61% Cabernet, 31% Shiraz
- I know it’s kind-of a sweeping statement, but it’s hard to go wrong with the wines from Yalumba. They always give plenty of bang for the buck! I actually picked up this bottle (as well as a few others) on my recent trip back to the Motherland (England). It’s not that you can’t find this wine in the U.S., you certainly can; but since I was staying at my parent’s house, and I know them to only buy Lambrini (sweet, nasty, sugary sh*t), I needed something “gluggable” to accompany/wash away the inevitable Sunday lunch of overcooked roast beef and rubbery Yorkshire pudding.
- Yalumba was founded in 1849 by English brewer Samuel Smith. The Hill-Smith family are still in control of the winery, making Yalumba Australia’s oldest family-owned winery.
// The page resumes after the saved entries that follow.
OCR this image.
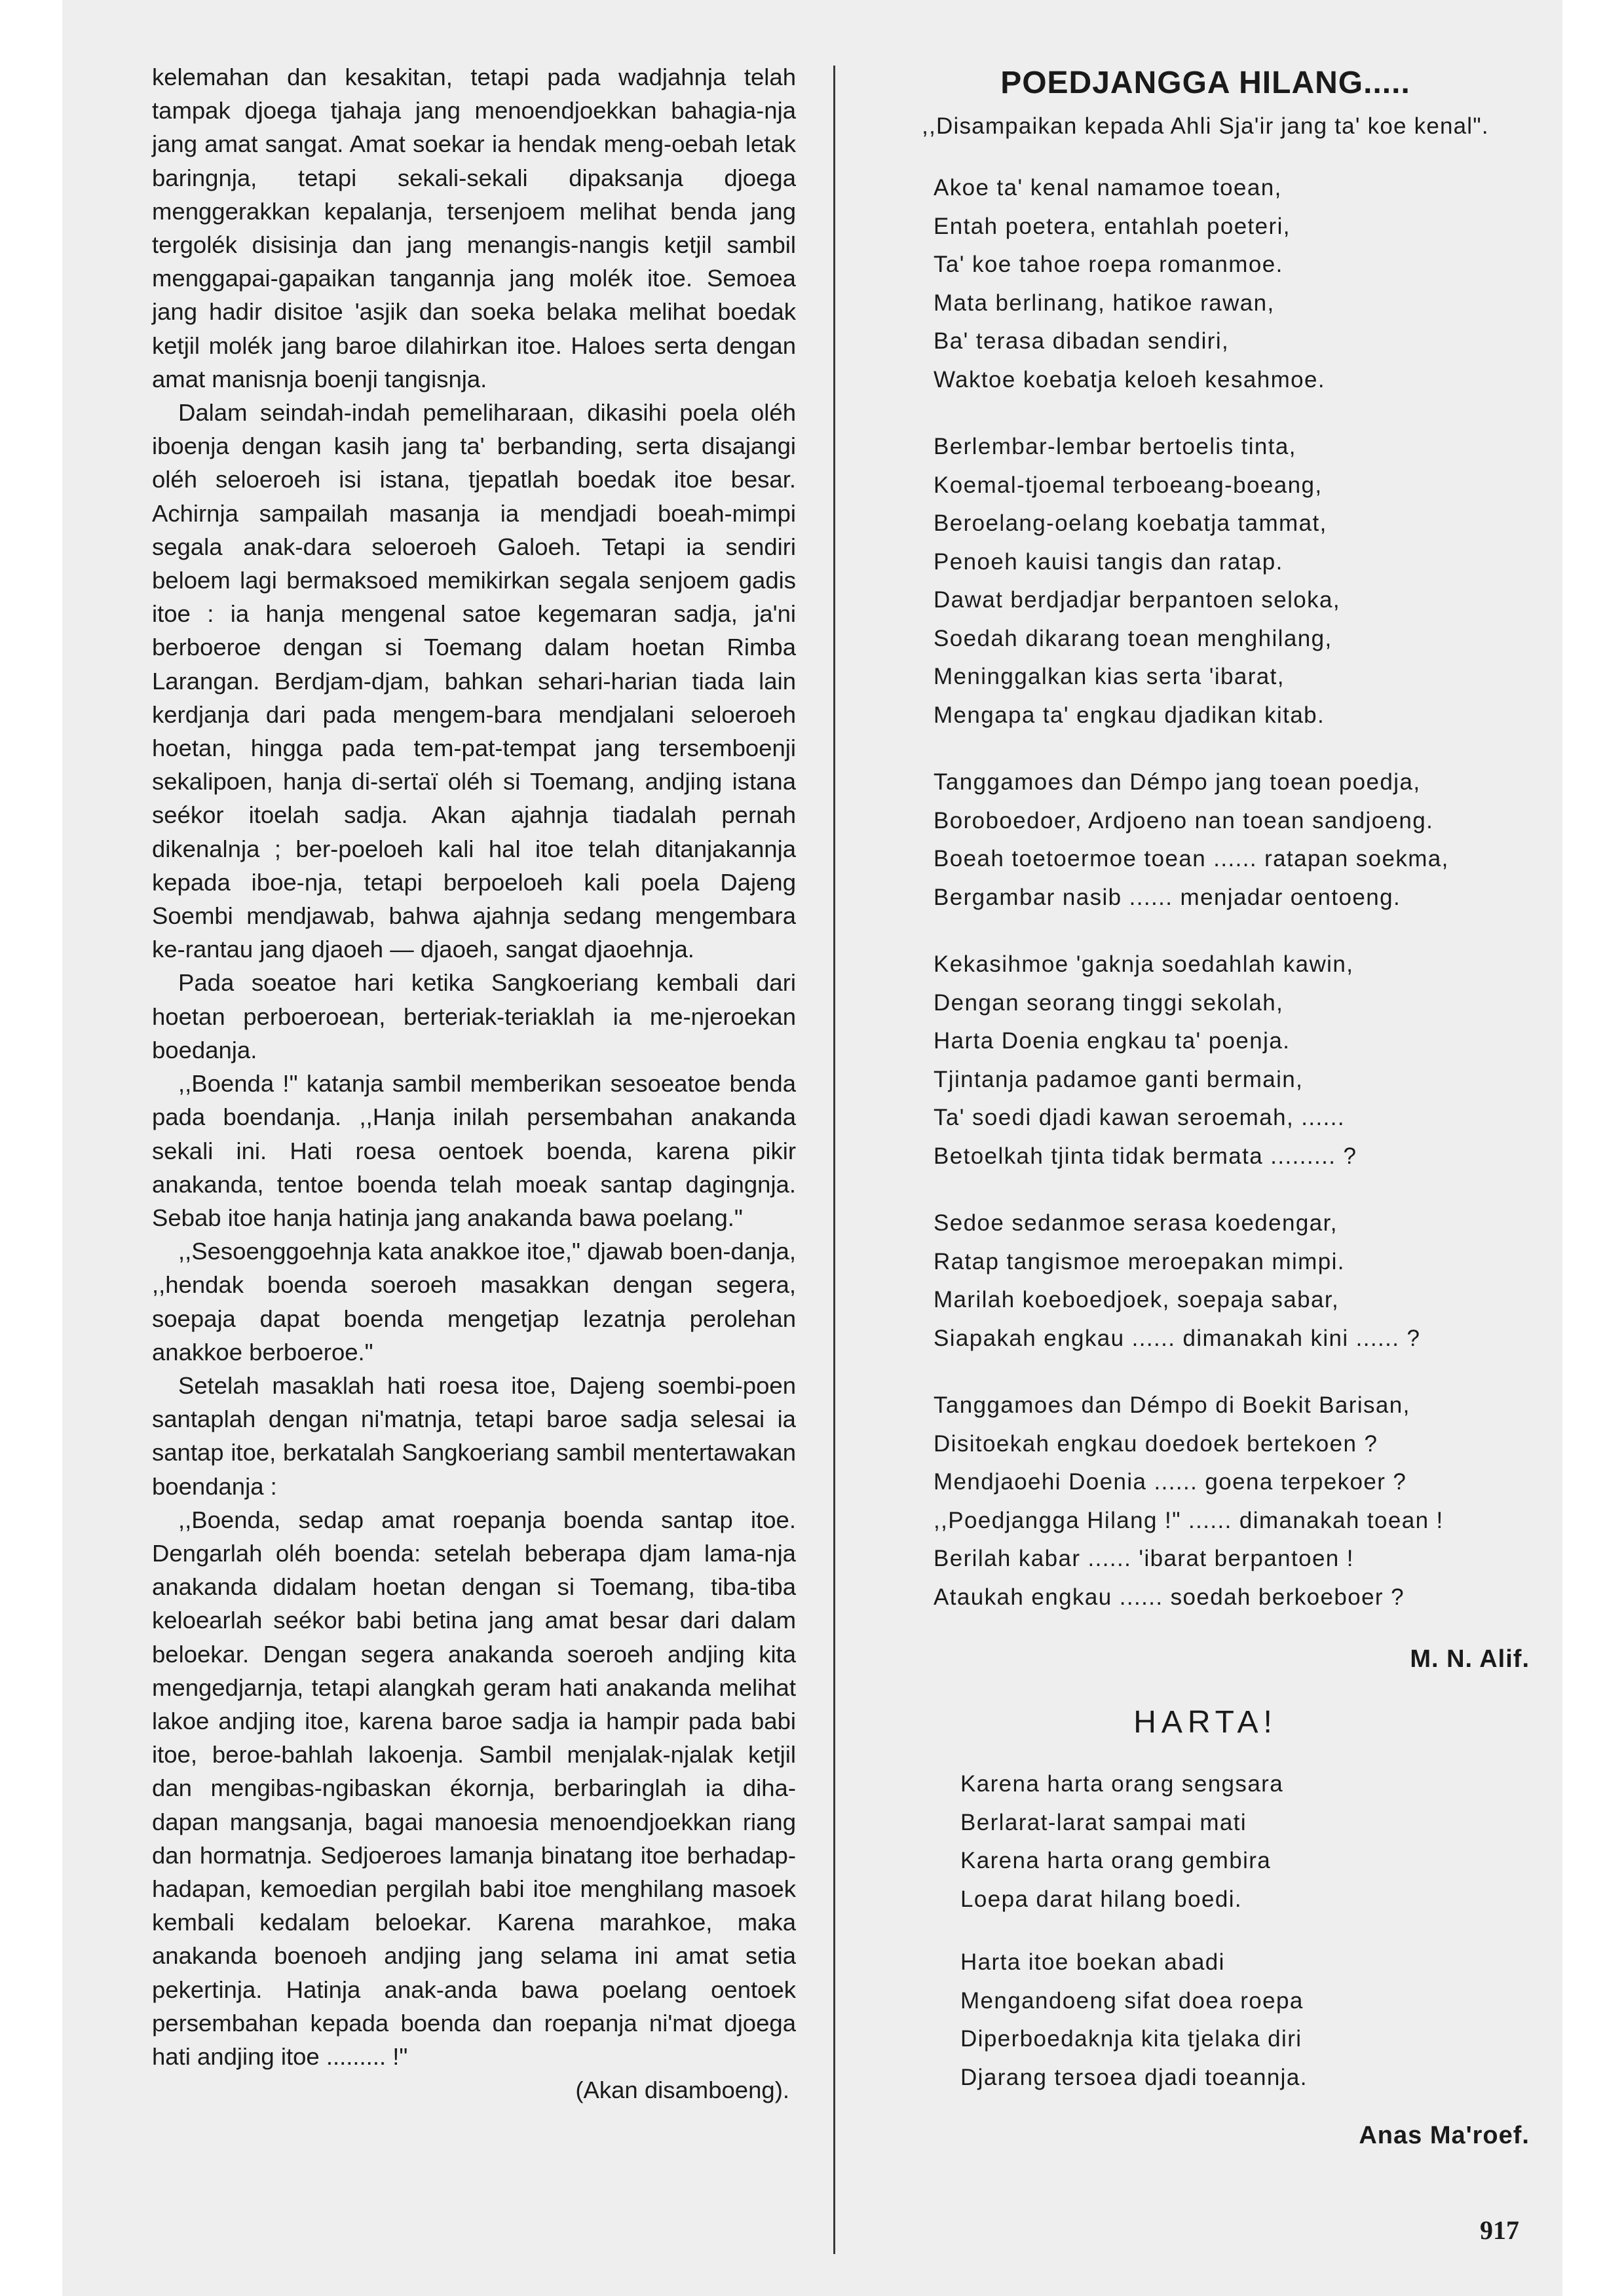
kelemahan dan kesakitan, tetapi pada wadjahnja telah tampak djoega tjahaja jang menoendjoekkan bahagia-nja jang amat sangat. Amat soekar ia hendak meng-oebah letak baringnja, tetapi sekali-sekali dipaksanja djoega menggerakkan kepalanja, tersenjoem melihat benda jang tergolék disisinja dan jang menangis-nangis ketjil sambil menggapai-gapaikan tangannja jang molék itoe. Semoea jang hadir disitoe 'asjik dan soeka belaka melihat boedak ketjil molék jang baroe dilahirkan itoe. Haloes serta dengan amat manisnja boenji tangisnja.

Dalam seindah-indah pemeliharaan, dikasihi poela oléh iboenja dengan kasih jang ta' berbanding, serta disajangi oléh seloeroeh isi istana, tjepatlah boedak itoe besar. Achirnja sampailah masanja ia mendjadi boeah-mimpi segala anak-dara seloeroeh Galoeh. Tetapi ia sendiri beloem lagi bermaksoed memikirkan segala senjoem gadis itoe : ia hanja mengenal satoe kegemaran sadja, ja'ni berboeroe dengan si Toemang dalam hoetan Rimba Larangan. Berdjam-djam, bahkan sehari-harian tiada lain kerdjanja dari pada mengem-bara mendjalani seloeroeh hoetan, hingga pada tem-pat-tempat jang tersemboenji sekalipoen, hanja di-sertaï oléh si Toemang, andjing istana seékor itoelah sadja. Akan ajahnja tiadalah pernah dikenalnja ; ber-poeloeh kali hal itoe telah ditanjakannja kepada iboe-nja, tetapi berpoeloeh kali poela Dajeng Soembi mendjawab, bahwa ajahnja sedang mengembara ke-rantau jang djaoeh — djaoeh, sangat djaoehnja.

Pada soeatoe hari ketika Sangkoeriang kembali dari hoetan perboeroean, berteriak-teriaklah ia me-njeroekan boedanja.

,,Boenda !" katanja sambil memberikan sesoeatoe benda pada boendanja. ,,Hanja inilah persembahan anakanda sekali ini. Hati roesa oentoek boenda, karena pikir anakanda, tentoe boenda telah moeak santap dagingnja. Sebab itoe hanja hatinja jang anakanda bawa poelang."

,,Sesoenggoehnja kata anakkoe itoe," djawab boen-danja, ,,hendak boenda soeroeh masakkan dengan segera, soepaja dapat boenda mengetjap lezatnja perolehan anakkoe berboeroe."

Setelah masaklah hati roesa itoe, Dajeng soembi-poen santaplah dengan ni'matnja, tetapi baroe sadja selesai ia santap itoe, berkatalah Sangkoeriang sambil mentertawakan boendanja :

,,Boenda, sedap amat roepanja boenda santap itoe. Dengarlah oléh boenda: setelah beberapa djam lama-nja anakanda didalam hoetan dengan si Toemang, tiba-tiba keloearlah seékor babi betina jang amat besar dari dalam beloekar. Dengan segera anakanda soeroeh andjing kita mengedjarnja, tetapi alangkah geram hati anakanda melihat lakoe andjing itoe, karena baroe sadja ia hampir pada babi itoe, beroe-bahlah lakoenja. Sambil menjalak-njalak ketjil dan mengibas-ngibaskan ékornja, berbaringlah ia diha-dapan mangsanja, bagai manoesia menoendjoekkan riang dan hormatnja. Sedjoeroes lamanja binatang itoe berhadap-hadapan, kemoedian pergilah babi itoe menghilang masoek kembali kedalam beloekar. Karena marahkoe, maka anakanda boenoeh andjing jang selama ini amat setia pekertinja. Hatinja anak-anda bawa poelang oentoek persembahan kepada boenda dan roepanja ni'mat djoega hati andjing itoe ......... !"

(Akan disamboeng).
POEDJANGGA HILANG.....
,,Disampaikan kepada Ahli Sja'ir jang ta' koe kenal".
Akoe ta' kenal namamoe toean,
Entah poetera, entahlah poeteri,
Ta' koe tahoe roepa romanmoe.
Mata berlinang, hatikoe rawan,
Ba' terasa dibadan sendiri,
Waktoe koebatja keloeh kesahmoe.
Berlembar-lembar bertoelis tinta,
Koemal-tjoemal terboeang-boeang,
Beroelang-oelang koebatja tammat,
Penoeh kauisi tangis dan ratap.
Dawat berdjadjar berpantoen seloka,
Soedah dikarang toean menghilang,
Meninggalkan kias serta 'ibarat,
Mengapa ta' engkau djadikan kitab.
Tanggamoes dan Démpo jang toean poedja,
Boroboedoer, Ardjoeno nan toean sandjoeng.
Boeah toetoermoe toean ...... ratapan soekma,
Bergambar nasib ...... menjadar oentoeng.
Kekasihmoe 'gaknja soedahlah kawin,
Dengan seorang tinggi sekolah,
Harta Doenia engkau ta' poenja.
Tjintanja padamoe ganti bermain,
Ta' soedi djadi kawan seroemah, ......
Betoelkah tjinta tidak bermata ......... ?
Sedoe sedanmoe serasa koedengar,
Ratap tangismoe meroepakan mimpi.
Marilah koeboedjoek, soepaja sabar,
Siapakah engkau ...... dimanakah kini ...... ?
Tanggamoes dan Démpo di Boekit Barisan,
Disitoekah engkau doedoek bertekoen ?
Mendjaoehi Doenia ...... goena terpekoer ?
,,Poedjangga Hilang !" ...... dimanakah toean !
Berilah kabar ...... 'ibarat berpantoen !
Ataukah engkau ...... soedah berkoeboer ?
M. N. Alif.
HARTA!
Karena harta orang sengsara
Berlarat-larat sampai mati
Karena harta orang gembira
Loepa darat hilang boedi.
Harta itoe boekan abadi
Mengandoeng sifat doea roepa
Diperboedaknja kita tjelaka diri
Djarang tersoea djadi toeannja.
Anas Ma'roef.
917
- This is pretty-much a “classic” Aussie red blend, in that Cabernet and Shiraz have emerged as the 2 main grapes they seem to excel at growing. I’m usually a fan of wines which incorporate Shiraz/Syrah into the mix. Again, I know that’s a sweeping statement, but I think the spiciness yielded from this grape is what’s missing from a great number of red blends. Think of it like adding salt to a fairly bland soup. Shiraz/Syrah often gives the wine that extra little kick it’s looking for.
- Even though the Australian way of making red wine seems to usually incorporate HUGE amounts of alcohol, I was quite pleased to see this wine only be at 13.5%.
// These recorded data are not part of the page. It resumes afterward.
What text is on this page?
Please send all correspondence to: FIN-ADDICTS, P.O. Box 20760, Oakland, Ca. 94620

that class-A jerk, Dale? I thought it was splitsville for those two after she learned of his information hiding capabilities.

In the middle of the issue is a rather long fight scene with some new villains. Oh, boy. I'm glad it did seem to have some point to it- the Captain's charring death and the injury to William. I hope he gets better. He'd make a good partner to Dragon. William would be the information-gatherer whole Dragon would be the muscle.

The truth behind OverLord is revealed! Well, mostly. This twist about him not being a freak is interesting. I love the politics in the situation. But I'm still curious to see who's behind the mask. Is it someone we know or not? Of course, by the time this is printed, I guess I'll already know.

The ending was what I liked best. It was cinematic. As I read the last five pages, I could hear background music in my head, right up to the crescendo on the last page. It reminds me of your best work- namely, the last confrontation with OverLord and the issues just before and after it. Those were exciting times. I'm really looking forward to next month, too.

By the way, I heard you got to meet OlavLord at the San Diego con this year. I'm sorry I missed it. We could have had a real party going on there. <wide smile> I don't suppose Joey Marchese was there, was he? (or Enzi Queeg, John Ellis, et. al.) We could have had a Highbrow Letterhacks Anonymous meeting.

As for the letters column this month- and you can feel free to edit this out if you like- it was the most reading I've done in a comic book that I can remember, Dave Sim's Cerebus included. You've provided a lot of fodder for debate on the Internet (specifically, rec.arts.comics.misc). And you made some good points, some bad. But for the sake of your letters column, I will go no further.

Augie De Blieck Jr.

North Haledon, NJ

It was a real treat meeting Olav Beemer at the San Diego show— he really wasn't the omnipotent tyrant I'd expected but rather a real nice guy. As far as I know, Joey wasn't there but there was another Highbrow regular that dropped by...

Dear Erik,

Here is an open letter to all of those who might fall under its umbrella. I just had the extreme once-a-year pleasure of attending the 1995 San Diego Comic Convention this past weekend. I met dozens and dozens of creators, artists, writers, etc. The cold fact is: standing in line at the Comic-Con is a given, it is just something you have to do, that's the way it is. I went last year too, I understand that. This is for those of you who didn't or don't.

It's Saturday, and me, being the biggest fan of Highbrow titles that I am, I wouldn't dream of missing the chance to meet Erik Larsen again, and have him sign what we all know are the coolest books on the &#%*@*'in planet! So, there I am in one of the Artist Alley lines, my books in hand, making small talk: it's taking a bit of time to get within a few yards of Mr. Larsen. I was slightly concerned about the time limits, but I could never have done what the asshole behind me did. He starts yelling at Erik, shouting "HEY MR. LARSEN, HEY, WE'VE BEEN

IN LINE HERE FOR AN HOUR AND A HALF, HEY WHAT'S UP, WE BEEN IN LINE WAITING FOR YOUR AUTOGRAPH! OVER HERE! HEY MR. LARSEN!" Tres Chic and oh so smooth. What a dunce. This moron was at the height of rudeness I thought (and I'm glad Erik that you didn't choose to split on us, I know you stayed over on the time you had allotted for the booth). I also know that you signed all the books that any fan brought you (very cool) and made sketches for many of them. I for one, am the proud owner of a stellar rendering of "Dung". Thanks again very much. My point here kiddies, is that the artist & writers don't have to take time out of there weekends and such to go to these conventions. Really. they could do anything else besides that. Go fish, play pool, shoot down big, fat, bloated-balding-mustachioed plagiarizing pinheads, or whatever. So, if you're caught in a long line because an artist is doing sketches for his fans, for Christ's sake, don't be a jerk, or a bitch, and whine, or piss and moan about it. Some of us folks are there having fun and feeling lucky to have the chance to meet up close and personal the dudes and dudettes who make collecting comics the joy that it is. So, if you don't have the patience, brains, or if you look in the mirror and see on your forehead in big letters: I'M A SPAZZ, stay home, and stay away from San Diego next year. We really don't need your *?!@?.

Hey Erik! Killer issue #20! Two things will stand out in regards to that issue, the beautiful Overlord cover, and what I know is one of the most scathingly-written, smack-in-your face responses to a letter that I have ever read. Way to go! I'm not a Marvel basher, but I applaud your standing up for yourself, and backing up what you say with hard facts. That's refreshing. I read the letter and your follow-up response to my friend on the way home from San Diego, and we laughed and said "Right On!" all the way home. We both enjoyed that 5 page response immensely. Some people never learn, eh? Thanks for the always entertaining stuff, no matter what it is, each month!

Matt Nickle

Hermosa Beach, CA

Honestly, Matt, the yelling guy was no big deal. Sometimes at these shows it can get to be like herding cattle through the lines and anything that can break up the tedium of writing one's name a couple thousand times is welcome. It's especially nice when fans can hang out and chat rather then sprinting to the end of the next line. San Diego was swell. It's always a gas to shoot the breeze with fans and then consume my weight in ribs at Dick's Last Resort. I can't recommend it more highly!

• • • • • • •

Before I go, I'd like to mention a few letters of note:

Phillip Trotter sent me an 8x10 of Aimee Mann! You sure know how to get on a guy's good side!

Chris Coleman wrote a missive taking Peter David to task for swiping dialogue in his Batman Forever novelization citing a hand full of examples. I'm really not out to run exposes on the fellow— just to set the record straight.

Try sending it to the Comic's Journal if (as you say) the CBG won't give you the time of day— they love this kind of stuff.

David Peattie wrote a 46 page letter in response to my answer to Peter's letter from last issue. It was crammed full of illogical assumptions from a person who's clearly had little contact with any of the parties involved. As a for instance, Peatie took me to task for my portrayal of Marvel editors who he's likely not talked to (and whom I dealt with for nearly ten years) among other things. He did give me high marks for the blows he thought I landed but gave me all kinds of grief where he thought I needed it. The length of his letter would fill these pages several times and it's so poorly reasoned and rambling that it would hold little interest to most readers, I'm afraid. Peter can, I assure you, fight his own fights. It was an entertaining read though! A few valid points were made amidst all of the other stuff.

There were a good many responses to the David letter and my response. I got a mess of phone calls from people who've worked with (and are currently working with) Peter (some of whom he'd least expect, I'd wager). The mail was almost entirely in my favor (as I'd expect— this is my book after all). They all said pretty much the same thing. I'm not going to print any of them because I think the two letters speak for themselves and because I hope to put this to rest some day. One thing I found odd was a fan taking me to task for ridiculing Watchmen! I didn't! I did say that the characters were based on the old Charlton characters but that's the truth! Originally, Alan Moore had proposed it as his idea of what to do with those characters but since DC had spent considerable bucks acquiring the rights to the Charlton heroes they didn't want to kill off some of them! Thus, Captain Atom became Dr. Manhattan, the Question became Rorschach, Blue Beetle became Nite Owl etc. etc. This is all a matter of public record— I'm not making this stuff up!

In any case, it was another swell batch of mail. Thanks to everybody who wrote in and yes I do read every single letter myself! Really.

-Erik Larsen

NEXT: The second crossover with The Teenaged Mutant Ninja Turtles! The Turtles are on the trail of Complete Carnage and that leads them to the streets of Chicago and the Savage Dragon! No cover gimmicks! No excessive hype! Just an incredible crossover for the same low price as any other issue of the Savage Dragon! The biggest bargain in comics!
- Yalumba have continued to champion the humble screw-cap on the vast majority of their wines, ever since the 1970’s.
- Even though Australia is referred to as a New World wine producing country, the first vines actually are believed to have arrived with European settlers around 1788.
- Situated about 1 hour outside of Adelaide, the Barossa is most definitely the heart of “fine” wine production in Southern Australia, although I’ve always seemed to prefer the wines from McLaren Vale myself….but that’s just me…
- Almonds, olives, venison, cheeses, berries, beef, lamb, and rainbow trout are renowned foods in the Barossa Valley, with European immigrants harvesting olives since the late 1800s.
- To this day, there are still Shiraz vines in the Barossa which date back to the 1860s. Since water is hard to come by, most of these old and gnarly bush-pruned vines are maintained without irrigation. This means the grapes have a low water content, an inky-black color and an ultra-concentrated cassis flavor.
If “typical” Australian red wines are Steve Irwin (the Crocodile Hunter), the Yalumba “Scribbler” is more like his daughter, Bindi: A little-less badass and more certainly feminine.
You get the greener Cabernet notes of menthol and eucalyptus, but first there’s blackcurrant, plum and spice from the Shiraz (even though it makes up the lesser part of the blend). Vanilla, cherry, smoke, blue fruit and mocha are all towards the back. A smooth and medium finish. A decent amount of acidity to deal with, ensuring the Scribbler could be laid down for a couple more years.
This is the perfect wine to slowly move you into the colder months, in terms of the food it would/could pair it with. Lamb on the bone, beef stews with dried herbs, duck breast, and lasagna.